Der blutrote Lippenstift passt gut zu schwarz. Er passt gut zu weiss und zu grau und zu anthrazit. Er passt nicht zu anderen Farben. Aber zu schwarz, weiss, grau und anthrazit passt er wunderbar, und sie trägt immer schwarz und manchmal weiss, manchmal grau oder anthrazit, und dazu trägt sie immer den blutroten Lippenstift - am Morgen etwas dezenter als am Nachmittag, aber dennoch nicht so stark wie am Abend. Das ist eine unausgesprochene Regel, die genau gleich funktioniert wie die Absatzschuhregel: Je später der Tag, desto höher die Absätze - am Morgen keine und am Abend darf man dann die Bleistiftabsatzschuhe aus dem Regal nehmen.
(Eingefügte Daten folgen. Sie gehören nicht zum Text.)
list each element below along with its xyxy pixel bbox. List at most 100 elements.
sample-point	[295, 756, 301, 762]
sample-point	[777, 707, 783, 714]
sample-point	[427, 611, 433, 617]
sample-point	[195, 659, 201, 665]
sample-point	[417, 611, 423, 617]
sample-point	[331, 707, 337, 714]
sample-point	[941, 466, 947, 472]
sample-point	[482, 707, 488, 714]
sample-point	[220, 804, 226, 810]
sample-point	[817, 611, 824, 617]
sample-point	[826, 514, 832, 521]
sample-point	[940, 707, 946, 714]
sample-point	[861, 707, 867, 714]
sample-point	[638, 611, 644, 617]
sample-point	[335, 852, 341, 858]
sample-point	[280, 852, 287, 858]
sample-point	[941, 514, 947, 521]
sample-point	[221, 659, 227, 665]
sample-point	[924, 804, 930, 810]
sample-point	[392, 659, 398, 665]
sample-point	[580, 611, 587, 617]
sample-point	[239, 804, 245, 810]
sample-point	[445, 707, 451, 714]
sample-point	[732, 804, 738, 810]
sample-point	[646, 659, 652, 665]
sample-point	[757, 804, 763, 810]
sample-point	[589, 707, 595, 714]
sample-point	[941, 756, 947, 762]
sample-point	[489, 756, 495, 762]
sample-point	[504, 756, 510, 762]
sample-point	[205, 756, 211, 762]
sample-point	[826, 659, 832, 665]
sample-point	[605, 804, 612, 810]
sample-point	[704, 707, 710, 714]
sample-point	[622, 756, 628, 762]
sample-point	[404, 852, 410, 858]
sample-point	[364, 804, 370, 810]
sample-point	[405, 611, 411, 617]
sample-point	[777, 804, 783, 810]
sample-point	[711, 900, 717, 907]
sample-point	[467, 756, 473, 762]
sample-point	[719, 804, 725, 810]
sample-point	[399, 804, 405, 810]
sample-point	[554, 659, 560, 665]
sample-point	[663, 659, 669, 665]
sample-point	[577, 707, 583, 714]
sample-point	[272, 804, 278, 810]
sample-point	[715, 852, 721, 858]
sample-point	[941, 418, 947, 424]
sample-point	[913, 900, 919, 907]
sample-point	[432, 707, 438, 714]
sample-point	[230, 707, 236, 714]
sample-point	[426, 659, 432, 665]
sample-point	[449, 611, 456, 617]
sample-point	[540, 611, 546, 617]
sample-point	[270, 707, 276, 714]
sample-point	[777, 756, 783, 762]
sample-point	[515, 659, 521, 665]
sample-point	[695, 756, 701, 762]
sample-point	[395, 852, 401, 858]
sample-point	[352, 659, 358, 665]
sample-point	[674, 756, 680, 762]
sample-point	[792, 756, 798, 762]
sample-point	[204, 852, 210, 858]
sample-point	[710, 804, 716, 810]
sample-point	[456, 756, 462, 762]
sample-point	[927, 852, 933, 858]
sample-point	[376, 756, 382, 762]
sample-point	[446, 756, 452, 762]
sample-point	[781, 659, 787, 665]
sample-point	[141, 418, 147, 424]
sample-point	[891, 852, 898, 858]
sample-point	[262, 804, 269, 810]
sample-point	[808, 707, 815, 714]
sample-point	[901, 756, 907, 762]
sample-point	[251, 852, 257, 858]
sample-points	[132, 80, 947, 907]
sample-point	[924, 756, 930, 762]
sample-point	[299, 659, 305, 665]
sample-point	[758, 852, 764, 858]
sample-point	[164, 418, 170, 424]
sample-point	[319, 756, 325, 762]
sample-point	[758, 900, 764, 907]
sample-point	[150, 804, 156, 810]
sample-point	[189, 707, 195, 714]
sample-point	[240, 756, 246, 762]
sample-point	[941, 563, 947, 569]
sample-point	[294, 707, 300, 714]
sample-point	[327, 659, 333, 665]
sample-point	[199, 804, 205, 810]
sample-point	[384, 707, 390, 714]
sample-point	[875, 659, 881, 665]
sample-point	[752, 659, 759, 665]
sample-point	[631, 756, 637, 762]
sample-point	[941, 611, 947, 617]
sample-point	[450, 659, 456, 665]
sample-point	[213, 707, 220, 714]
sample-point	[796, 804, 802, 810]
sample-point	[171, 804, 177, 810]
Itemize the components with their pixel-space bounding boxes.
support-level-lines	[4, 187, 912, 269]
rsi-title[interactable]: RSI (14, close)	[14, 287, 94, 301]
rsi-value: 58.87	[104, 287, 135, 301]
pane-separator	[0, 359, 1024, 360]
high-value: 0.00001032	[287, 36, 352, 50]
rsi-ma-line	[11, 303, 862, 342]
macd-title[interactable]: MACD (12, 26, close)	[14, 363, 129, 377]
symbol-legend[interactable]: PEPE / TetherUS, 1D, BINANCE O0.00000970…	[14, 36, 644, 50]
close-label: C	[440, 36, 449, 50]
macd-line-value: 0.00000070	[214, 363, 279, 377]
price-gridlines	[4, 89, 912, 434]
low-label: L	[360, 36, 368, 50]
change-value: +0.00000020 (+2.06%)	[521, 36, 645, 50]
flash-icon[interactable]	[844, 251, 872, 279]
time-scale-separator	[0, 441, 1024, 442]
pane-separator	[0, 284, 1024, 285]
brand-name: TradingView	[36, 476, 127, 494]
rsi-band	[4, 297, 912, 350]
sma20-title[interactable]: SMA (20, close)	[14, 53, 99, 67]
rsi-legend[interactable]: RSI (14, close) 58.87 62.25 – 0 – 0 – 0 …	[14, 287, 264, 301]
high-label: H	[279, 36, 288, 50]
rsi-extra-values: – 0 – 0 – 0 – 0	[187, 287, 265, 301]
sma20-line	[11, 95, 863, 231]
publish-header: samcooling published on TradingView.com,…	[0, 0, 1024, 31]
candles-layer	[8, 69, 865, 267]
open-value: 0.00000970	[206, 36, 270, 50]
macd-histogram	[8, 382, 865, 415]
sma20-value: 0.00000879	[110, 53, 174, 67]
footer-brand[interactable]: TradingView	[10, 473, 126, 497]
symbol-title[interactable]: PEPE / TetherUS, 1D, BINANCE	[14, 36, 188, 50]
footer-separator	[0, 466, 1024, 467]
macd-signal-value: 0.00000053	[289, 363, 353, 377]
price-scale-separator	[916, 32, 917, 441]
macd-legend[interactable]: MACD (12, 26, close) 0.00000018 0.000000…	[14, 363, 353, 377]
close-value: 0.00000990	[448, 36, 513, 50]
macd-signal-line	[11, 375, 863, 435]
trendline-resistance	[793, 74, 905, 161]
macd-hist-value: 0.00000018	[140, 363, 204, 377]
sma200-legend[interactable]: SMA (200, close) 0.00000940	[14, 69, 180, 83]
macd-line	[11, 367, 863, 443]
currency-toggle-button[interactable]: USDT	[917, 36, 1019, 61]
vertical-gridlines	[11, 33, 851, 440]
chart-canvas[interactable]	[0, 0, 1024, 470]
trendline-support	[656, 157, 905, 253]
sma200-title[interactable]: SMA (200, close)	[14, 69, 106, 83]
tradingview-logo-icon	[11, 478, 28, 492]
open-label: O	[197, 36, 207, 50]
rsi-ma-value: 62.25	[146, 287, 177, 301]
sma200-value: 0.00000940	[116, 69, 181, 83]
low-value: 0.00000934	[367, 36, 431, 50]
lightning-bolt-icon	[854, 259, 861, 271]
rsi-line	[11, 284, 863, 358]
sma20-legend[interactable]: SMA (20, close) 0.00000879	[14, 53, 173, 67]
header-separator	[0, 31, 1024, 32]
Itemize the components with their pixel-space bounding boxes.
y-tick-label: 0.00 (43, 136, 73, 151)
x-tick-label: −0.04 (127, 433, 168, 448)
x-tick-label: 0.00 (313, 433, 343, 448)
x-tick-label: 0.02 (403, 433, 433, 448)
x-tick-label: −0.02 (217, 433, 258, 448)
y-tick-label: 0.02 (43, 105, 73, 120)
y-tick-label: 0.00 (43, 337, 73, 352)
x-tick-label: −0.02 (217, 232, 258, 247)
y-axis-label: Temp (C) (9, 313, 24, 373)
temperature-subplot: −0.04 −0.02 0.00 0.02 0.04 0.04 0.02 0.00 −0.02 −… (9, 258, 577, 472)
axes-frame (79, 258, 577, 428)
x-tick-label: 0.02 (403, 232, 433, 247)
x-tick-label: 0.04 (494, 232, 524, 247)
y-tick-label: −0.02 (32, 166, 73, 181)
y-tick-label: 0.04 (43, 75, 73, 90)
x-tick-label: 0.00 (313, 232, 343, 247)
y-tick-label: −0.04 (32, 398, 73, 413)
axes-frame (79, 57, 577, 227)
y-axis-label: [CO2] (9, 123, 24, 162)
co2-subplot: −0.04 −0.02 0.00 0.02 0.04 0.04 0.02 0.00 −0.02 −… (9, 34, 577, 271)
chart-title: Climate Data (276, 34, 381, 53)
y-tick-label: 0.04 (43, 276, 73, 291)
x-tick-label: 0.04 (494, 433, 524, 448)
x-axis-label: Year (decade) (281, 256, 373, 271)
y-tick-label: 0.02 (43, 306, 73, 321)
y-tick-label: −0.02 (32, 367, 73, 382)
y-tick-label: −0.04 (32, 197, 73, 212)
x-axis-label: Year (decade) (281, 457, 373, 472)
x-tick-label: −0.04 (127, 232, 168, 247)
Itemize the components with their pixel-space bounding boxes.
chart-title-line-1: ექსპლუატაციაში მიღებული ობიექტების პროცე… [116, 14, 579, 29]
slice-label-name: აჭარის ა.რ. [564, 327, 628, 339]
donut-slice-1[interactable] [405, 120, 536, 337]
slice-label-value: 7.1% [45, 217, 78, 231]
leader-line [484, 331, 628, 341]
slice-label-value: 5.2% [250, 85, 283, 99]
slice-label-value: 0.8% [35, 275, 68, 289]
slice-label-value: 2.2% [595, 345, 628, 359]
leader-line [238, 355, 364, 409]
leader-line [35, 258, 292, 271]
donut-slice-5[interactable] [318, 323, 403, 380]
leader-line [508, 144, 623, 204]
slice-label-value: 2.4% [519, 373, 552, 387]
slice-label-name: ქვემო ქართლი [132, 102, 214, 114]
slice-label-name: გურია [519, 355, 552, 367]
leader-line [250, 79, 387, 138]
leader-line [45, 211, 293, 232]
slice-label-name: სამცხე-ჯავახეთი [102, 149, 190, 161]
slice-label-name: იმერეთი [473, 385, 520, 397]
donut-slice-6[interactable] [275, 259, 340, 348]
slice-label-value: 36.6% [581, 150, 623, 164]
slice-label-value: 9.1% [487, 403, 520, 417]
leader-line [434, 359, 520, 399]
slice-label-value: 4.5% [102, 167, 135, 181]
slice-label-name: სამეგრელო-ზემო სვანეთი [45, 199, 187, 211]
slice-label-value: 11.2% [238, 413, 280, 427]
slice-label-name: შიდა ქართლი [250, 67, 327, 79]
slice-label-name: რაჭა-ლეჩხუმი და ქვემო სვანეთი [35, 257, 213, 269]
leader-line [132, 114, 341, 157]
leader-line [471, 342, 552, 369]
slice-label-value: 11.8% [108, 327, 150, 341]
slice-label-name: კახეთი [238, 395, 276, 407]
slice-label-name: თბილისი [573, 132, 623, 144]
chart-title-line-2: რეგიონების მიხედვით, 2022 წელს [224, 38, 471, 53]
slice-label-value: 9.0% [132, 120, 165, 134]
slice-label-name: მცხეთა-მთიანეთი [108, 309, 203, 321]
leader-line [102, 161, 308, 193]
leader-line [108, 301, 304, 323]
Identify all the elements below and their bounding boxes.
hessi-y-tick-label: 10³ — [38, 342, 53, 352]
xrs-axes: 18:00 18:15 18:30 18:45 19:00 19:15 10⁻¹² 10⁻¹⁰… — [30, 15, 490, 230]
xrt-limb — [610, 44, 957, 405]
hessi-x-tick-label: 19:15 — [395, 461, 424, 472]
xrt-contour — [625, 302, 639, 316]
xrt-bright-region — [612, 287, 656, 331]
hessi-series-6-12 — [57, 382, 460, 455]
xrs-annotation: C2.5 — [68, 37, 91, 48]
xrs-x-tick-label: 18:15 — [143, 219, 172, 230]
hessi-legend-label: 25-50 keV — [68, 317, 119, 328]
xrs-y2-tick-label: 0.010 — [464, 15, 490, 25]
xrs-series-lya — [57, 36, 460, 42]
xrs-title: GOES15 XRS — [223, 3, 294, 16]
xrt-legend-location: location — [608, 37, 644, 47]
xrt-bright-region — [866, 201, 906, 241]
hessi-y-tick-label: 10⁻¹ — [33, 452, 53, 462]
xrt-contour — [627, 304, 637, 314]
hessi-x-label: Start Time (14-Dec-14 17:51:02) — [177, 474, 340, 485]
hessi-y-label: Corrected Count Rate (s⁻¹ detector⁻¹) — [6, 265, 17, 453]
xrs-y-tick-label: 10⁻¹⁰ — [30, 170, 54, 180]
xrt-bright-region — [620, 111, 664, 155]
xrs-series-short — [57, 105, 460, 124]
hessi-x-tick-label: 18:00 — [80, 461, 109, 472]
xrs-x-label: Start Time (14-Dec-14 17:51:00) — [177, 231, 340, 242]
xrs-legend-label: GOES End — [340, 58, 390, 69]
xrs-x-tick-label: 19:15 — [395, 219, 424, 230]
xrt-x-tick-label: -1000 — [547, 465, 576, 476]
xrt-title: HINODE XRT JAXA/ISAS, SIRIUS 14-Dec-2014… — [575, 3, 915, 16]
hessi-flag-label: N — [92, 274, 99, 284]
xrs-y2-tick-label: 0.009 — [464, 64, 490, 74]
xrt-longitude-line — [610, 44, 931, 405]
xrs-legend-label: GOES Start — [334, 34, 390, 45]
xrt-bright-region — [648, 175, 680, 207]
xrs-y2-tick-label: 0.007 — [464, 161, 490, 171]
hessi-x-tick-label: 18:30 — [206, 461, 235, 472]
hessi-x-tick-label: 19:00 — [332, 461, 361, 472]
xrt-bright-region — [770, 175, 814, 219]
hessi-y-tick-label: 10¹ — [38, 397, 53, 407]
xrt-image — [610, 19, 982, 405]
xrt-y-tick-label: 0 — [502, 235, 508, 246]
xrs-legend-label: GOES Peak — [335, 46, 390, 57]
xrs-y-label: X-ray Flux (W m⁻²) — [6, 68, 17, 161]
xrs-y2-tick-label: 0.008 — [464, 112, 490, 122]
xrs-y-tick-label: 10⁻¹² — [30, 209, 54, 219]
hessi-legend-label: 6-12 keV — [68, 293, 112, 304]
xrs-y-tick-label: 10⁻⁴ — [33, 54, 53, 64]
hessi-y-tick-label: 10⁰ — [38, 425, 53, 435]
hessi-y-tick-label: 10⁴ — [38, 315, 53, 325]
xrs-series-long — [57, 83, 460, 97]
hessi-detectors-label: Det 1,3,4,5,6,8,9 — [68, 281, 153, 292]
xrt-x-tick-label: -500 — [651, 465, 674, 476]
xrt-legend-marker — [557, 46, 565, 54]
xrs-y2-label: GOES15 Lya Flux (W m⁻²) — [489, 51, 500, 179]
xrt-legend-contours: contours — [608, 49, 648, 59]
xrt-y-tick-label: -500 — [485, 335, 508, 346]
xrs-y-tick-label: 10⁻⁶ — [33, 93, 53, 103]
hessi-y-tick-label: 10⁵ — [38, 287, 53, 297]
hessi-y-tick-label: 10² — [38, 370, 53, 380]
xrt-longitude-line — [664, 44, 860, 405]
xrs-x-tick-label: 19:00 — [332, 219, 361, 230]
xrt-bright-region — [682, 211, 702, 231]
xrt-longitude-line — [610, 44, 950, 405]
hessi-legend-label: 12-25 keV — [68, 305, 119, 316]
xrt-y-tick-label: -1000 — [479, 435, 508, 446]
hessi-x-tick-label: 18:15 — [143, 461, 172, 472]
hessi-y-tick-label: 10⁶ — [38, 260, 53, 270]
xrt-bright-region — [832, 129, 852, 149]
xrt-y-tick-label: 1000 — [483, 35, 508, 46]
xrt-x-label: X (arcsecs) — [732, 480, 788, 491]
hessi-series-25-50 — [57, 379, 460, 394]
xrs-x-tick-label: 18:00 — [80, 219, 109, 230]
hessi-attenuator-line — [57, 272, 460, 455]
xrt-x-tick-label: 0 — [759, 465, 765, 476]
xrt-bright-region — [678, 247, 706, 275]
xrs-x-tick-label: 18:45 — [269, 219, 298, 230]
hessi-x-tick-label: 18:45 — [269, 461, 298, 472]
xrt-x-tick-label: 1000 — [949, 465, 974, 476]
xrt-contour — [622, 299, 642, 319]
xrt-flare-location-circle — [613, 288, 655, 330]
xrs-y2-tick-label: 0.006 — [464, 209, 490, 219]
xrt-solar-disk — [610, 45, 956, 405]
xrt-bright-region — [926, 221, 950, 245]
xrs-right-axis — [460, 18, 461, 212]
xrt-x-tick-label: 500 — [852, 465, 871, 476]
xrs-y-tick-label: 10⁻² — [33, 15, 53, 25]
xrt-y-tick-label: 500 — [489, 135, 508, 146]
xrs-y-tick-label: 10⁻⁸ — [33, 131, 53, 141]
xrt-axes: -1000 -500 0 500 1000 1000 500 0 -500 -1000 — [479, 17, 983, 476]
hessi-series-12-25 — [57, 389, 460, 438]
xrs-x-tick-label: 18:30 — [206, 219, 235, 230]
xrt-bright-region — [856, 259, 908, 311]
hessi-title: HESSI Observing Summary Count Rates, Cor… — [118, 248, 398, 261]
Macht frau es nicht so, läuft sie Gefahr, billig zu wirken - wurde ihr einmal gesagt. Und an solche Regeln versucht sie sich zu halten - je älter sie wird, desto wichtiger erscheinen ihr diese ungeschriebenen Gesetze. Aber an diesem Tag trug sie sowieso sie keine Absatzschuhe, obwohl schon Nachmittag war, und sie trug auch den Lippenstift nicht. Sie trug gelbe Schuhe, und Blutrot passt nun einmal nicht zu Gelb, passt nicht zum Frühlingssonnengelb ihrer Schuhe. Die gelben Schuhe unter ihr trugen ihre Füsse, trugen sie über den grauen Teer, trugen sie weiter über kiesbedeckte Erdwege. Sie schaute immerzu die Schuhe an, wie sie sie trugen, wie sie Staub aufwirbelten, wie sie Steinchen anschubsten. Sie ging immer weiter, bis das Frühlingssonnengelb auf grünes Gras trat. Da blickte sie auf, erst da. Sie stand endlich auf der kleinen Wiese, bedeckt von gelben, weissen und violetten Punkten - gelb-weiss-violette Punktblumen. Mitten auf dem grün-gelb-weiss-violetten und ein bisschen braunen Gras breitete sie ihre Arme aus und drehete sich im Kreis - einmal, zweimal... An ihr zogen die Bäume vorbei, der Zaun, wieder die Bäume und dann und wann ein gelber Schuh, die Bäume, der Zaun
(...) und dann und wann ein weißer Elefant. (Zitat aus das Karussell, Jardin du Luxembourg, Rainer Maria Rilke)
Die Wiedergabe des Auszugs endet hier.